I’ve spent the last couple of blog posts talking about algorithmic culture, and I believe what we’re seeing here — algorithmic pricing — may well be an extension of it.
It’s a bizarre development. It’s bizarre not because computers are involved in setting prices (though in this case they could have been doing a better job of it, clearly). It is bizarre because of the way in which algorithms are being used to disrupt and ultimately manipulate — albeit not always successfully — the informatics of markets.

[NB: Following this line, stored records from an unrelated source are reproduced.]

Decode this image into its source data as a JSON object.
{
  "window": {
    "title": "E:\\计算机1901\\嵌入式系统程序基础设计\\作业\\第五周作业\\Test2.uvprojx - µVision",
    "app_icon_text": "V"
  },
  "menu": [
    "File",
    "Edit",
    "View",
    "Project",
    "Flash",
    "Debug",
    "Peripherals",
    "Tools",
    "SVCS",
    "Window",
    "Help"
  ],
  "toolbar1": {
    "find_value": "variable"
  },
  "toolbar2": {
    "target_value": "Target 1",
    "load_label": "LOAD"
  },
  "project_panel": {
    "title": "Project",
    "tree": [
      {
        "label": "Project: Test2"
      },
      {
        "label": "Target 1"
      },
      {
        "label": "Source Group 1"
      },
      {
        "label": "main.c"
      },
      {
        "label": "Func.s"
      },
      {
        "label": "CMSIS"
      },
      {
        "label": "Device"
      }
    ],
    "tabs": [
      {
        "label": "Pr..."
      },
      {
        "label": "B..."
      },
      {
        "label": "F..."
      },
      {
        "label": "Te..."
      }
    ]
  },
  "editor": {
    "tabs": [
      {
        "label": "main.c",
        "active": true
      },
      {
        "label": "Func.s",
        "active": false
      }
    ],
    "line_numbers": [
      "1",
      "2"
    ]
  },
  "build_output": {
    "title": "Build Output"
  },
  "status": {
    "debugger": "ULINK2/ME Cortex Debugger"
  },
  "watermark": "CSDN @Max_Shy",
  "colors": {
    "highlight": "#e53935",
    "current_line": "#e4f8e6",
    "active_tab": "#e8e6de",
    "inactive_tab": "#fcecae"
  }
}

Indeed, I’m becoming convinced that algorithms (at least as I’ve been talking about them) are a response to the decentralized forms of social interaction that grew up out of, and against, the centralized forms of culture, politics, and economics that were prevalent in the second and third quarters of 20th century. Interestingly, the thinkers who conjured up the idea of decentralized societies often turned to markets — and more specifically, to the price system — in an attempt to understand how individuals distributed far and wide could effectively coordinate their affairs absent governmental and other types of intervention.
That makes me wonder: are the algorithms being used on Amazon and elsewhere an emergent form of “government,” broadly understood? And if so, what does a billion dollar book say about the prospects for good government in an algorithmic age?